There are organisations springing up to assist elderly people living on their own (something that didn’t happen a generation ago). Gurugram-based Samarth is one such organisation that focuses on the needs of parents whose children are NRIs and hence not in a position to provide support.

They provide nursing care and medical emergency call outs but also look after the social and emotional needs of the elderly with regular get-togethers and holidays. An NRI friend who is very satisfied with their service told me that the simple in-person computer guidance her mother-in-law received, helped them be in touch over Zoom calls.

There are many similar organisations catering to a new generation of parents who want to live independently and children who are either abroad or unable to have parents live with them. All this, however, assumes that both generations are financially selfsufficient. In India that is unfortunately not a norm.

Elderly parents who have lived a hand-to-mouth existence through their working lives do not have ample pensions to retire on. Their adult children meanwhile are also struggling to keep afloat.

The result: elderly abuse and neglect, dire stories of which make the newspapers often these days. A particularly heart-rending one was from the Nilgiris district in Tamil Nadu where the elderly are abandoned by families who ferry them from other districts. Disoriented and homeless, the elderly are left to die from the cold.

These are isolated and still newsworthy instances at the moment, but this brings me to the second point: total unpreparedness for what lies ahead: a population explosion of the elderly. We are used to thinking of India as a young country and demographically it is – with about 65 per cent of the population under the age of 35.

However, longevity is increasing and in India, as always it is a numbers game.
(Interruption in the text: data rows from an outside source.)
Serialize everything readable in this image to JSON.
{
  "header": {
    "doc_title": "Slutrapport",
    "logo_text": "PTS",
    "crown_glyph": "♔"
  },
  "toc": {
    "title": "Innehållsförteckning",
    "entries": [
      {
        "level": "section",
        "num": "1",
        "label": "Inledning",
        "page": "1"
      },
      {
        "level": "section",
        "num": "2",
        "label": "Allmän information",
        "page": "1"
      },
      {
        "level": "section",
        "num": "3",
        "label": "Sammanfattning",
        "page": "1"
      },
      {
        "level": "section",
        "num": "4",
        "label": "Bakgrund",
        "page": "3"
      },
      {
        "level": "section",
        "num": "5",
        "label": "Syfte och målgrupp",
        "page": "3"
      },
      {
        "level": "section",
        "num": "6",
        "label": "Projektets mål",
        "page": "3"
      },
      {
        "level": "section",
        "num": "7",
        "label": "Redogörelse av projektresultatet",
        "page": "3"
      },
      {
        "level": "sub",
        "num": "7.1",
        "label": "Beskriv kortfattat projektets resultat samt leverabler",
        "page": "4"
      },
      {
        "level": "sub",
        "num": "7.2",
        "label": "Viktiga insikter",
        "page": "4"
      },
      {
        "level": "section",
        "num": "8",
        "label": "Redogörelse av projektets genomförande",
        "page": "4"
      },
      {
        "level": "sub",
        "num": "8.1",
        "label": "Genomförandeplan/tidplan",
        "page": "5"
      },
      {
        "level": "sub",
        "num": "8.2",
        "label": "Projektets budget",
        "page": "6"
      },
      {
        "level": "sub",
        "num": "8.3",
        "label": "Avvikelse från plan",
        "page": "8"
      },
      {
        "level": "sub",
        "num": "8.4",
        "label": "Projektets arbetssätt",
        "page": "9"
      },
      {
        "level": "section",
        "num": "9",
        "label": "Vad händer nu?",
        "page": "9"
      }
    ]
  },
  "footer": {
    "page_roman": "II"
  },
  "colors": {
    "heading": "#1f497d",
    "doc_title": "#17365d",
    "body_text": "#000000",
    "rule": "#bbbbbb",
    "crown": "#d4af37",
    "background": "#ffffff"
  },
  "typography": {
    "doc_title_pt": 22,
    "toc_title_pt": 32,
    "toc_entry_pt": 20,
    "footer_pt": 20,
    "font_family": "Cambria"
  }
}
A UN Report says that by 2050, 20 per cent of India’s population will be over 60. Even at a conservative population estimate of 1.5 billion, this makes it 300 million elderly people with physical, social and emotional needs requiring hospital beds, caregivers and places to live.

That is almost the entire current population of the US! A study commissioned by Tata Trusts to look at existing infrastructure for elderly people (presuming they can afford it) arrived at an estimate of around 1,150 facilities and the capacity to house around 97,000 elderly residents.

Forecasting likely demand driven by the increasing elderly population over the next 10 years, it pointed to the crying need to enhance capacity 8-10 fold. Will it take another crisis like the second wave of the pandemic where bodies were dug into shallow graves by the Ganges to shake up policy makers? Will it take many more elderly people committing suicide, or being neglected and abused or abandoned before this totally overlooked time bomb is seen for what it is: something that could destroy the social fabric of India? It is a sad fact that when the tectonic plates of a culture clash with socio-economic forces, it is the culture that changes.

Let us not kid ourselves, there will be no Shravan Kumars in the future. So the time has come to think of alternatives. Let us give our elderly some dignity and respect and perhaps some non-slip socks and a walker instead.

The writer lives in London and is the author of East or West: An NRI mother’s manual on how to bring up desi children overseas.